I don’t do any C++, but you should try running it on OpenOffice.org and see if it explodes…
Submitted to reddit.
Is level 1070 bad?
OMG people are actually using it :O
reddit kicks ass – thanks bLaXe
Level 1070? Yeah, you’re pretty screwed (or the script is ;)
Your welcome :)
Yup, reddit is awesome. It’s a good feeling when your code helps someone else.
FYI – this page has had around 5000 pageviews since the start of the week (bfish averages around 10K pageviews a month). Not bad going I’d say…
My welcome what? ;)
Uploaded a new version again, this time with experimental support for Java (add “–lang java” on the command line) just for you Chris.
It can’t be foolproof though because Java lets you use any available package without an import statement just by using the fully qualified package name (had to refer to Java 1.1 in a Nutshell to remind myself how it works).
Also: Go Oktal, it’s your birthday, go Oktal, it’s your birthday \o/
There’s a Makefile::GraphViz module that does a similar thing, although you will need to have a Makefile in order to generate the graph. And it only interprets your Makefile, not your .cpp files. I bet you can find some gems in its module dependency list that might be able to help you implement this script.
Makefile::GraphViz doesn’t measure the amount of interdependency of components, or arrange them into levels (although its diagrams give the appearance of levelisation), which was the primary reason for my script.

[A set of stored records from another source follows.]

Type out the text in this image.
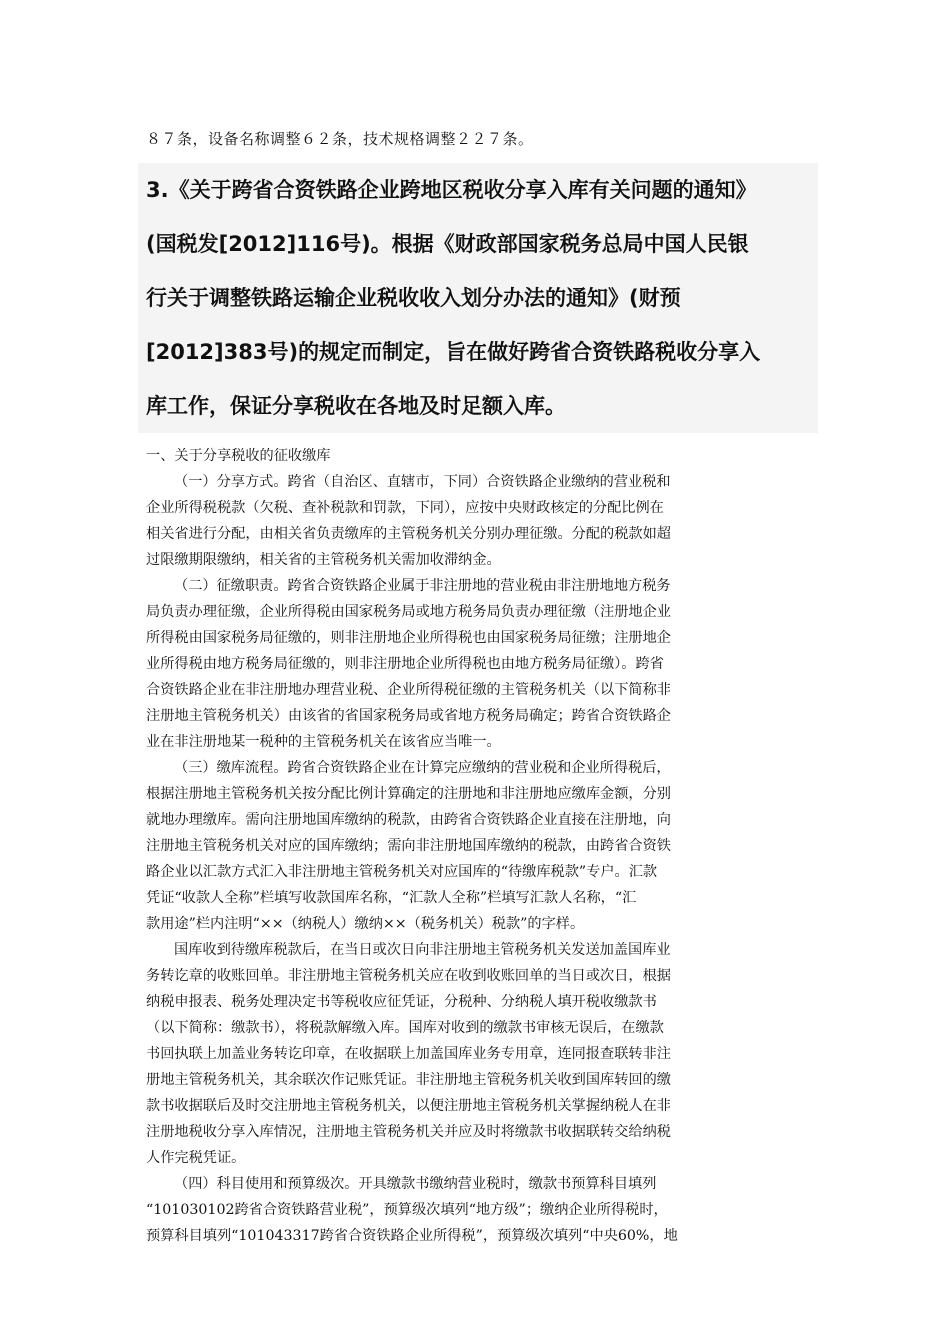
８７条，设备名称调整６２条，技术规格调整２２７条。
3.《关于跨省合资铁路企业跨地区税收分享入库有关问题的通知》
(国税发[2012]116号)。根据《财政部国家税务总局中国人民银
行关于调整铁路运输企业税收收入划分办法的通知》(财预
[2012]383号)的规定而制定，旨在做好跨省合资铁路税收分享入
库工作，保证分享税收在各地及时足额入库。
一、关于分享税收的征收缴库
（一）分享方式。跨省（自治区、直辖市，下同）合资铁路企业缴纳的营业税和
企业所得税税款（欠税、查补税款和罚款，下同），应按中央财政核定的分配比例在
相关省进行分配，由相关省负责缴库的主管税务机关分别办理征缴。分配的税款如超
过限缴期限缴纳，相关省的主管税务机关需加收滞纳金。
（二）征缴职责。跨省合资铁路企业属于非注册地的营业税由非注册地地方税务
局负责办理征缴，企业所得税由国家税务局或地方税务局负责办理征缴（注册地企业
所得税由国家税务局征缴的，则非注册地企业所得税也由国家税务局征缴；注册地企
业所得税由地方税务局征缴的，则非注册地企业所得税也由地方税务局征缴）。跨省
合资铁路企业在非注册地办理营业税、企业所得税征缴的主管税务机关（以下简称非
注册地主管税务机关）由该省的省国家税务局或省地方税务局确定；跨省合资铁路企
业在非注册地某一税种的主管税务机关在该省应当唯一。
（三）缴库流程。跨省合资铁路企业在计算完应缴纳的营业税和企业所得税后，
根据注册地主管税务机关按分配比例计算确定的注册地和非注册地应缴库金额，分别
就地办理缴库。需向注册地国库缴纳的税款，由跨省合资铁路企业直接在注册地，向
注册地主管税务机关对应的国库缴纳；需向非注册地国库缴纳的税款，由跨省合资铁
路企业以汇款方式汇入非注册地主管税务机关对应国库的“待缴库税款”专户。汇款
凭证“收款人全称”栏填写收款国库名称，“汇款人全称”栏填写汇款人名称，“汇
款用途”栏内注明“××（纳税人）缴纳××（税务机关）税款”的字样。
国库收到待缴库税款后，在当日或次日向非注册地主管税务机关发送加盖国库业
务转讫章的收账回单。非注册地主管税务机关应在收到收账回单的当日或次日，根据
纳税申报表、税务处理决定书等税收应征凭证，分税种、分纳税人填开税收缴款书
（以下简称：缴款书），将税款解缴入库。国库对收到的缴款书审核无误后，在缴款
书回执联上加盖业务转讫印章，在收据联上加盖国库业务专用章，连同报查联转非注
册地主管税务机关，其余联次作记账凭证。非注册地主管税务机关收到国库转回的缴
款书收据联后及时交注册地主管税务机关，以便注册地主管税务机关掌握纳税人在非
注册地税收分享入库情况，注册地主管税务机关并应及时将缴款书收据联转交给纳税
人作完税凭证。
（四）科目使用和预算级次。开具缴款书缴纳营业税时，缴款书预算科目填列
“101030102跨省合资铁路营业税”，预算级次填列“地方级”；缴纳企业所得税时，
预算科目填列“101043317跨省合资铁路企业所得税”，预算级次填列“中央60%，地
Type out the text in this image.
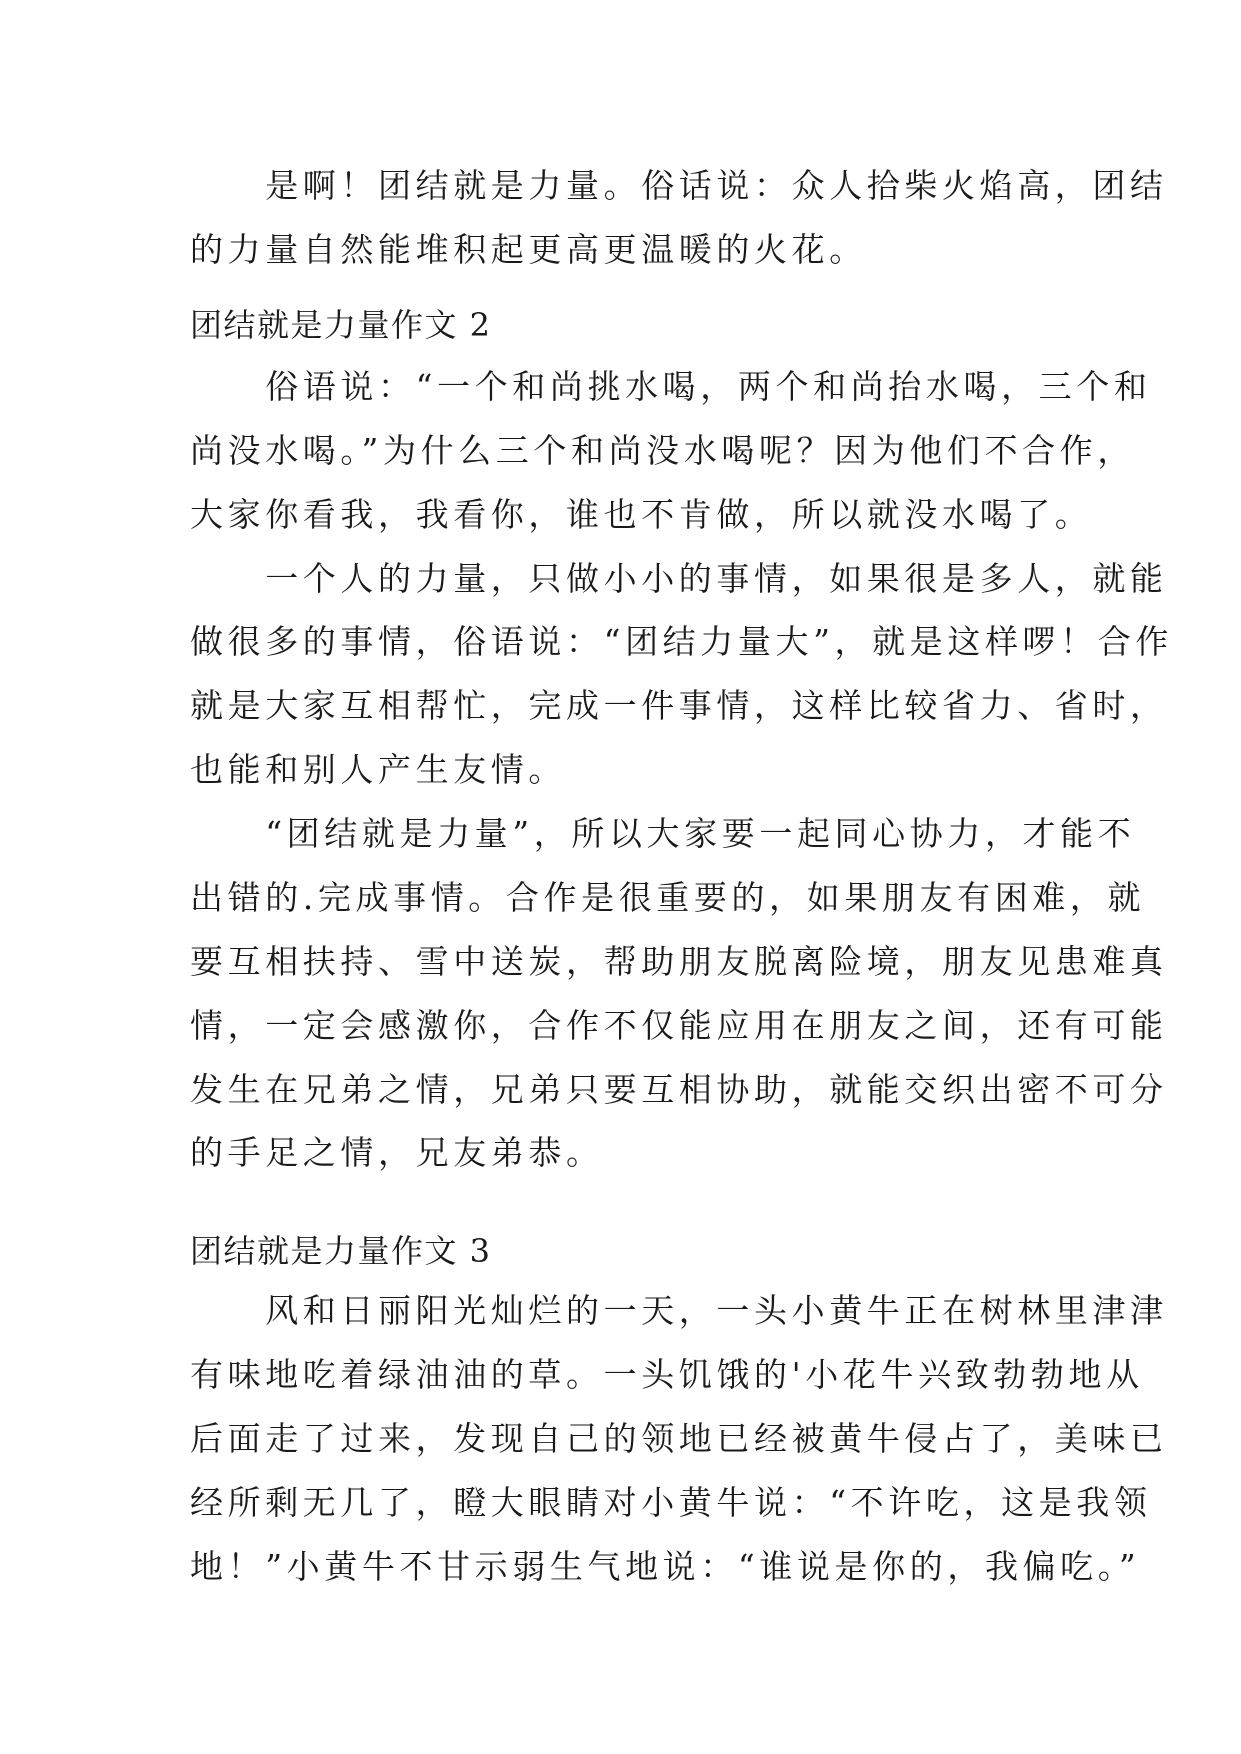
　　是啊！团结就是力量。俗话说：众人拾柴火焰高，团结
的力量自然能堆积起更高更温暖的火花。
团结就是力量作文 2
　　俗语说：“一个和尚挑水喝，两个和尚抬水喝，三个和
尚没水喝。”为什么三个和尚没水喝呢？因为他们不合作，
大家你看我，我看你，谁也不肯做，所以就没水喝了。
　　一个人的力量，只做小小的事情，如果很是多人，就能
做很多的事情，俗语说：“团结力量大”，就是这样啰！合作
就是大家互相帮忙，完成一件事情，这样比较省力、省时，
也能和别人产生友情。
　　“团结就是力量”，所以大家要一起同心协力，才能不
出错的.完成事情。合作是很重要的，如果朋友有困难，就
要互相扶持、雪中送炭，帮助朋友脱离险境，朋友见患难真
情，一定会感激你，合作不仅能应用在朋友之间，还有可能
发生在兄弟之情，兄弟只要互相协助，就能交织出密不可分
的手足之情，兄友弟恭。
团结就是力量作文 3
　　风和日丽阳光灿烂的一天，一头小黄牛正在树林里津津
有味地吃着绿油油的草。一头饥饿的'小花牛兴致勃勃地从
后面走了过来，发现自己的领地已经被黄牛侵占了，美味已
经所剩无几了，瞪大眼睛对小黄牛说：“不许吃，这是我领
地！”小黄牛不甘示弱生气地说：“谁说是你的，我偏吃。”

I added the diagram generation because it was easy to add given that the script already compiles an adjacency matrix of components.
Good point, though. The following command would generate a makefile suitable for Makefile::GraphViz describing just the dependencies between source files:
find . -name ‘*.cpp’ -exec cpp -MM -MT ‘{}’ ‘{}’ ‘;’
But for my purposes having the script search through the source files itself seemed just as easy as parsing such a makefile, and more flexible.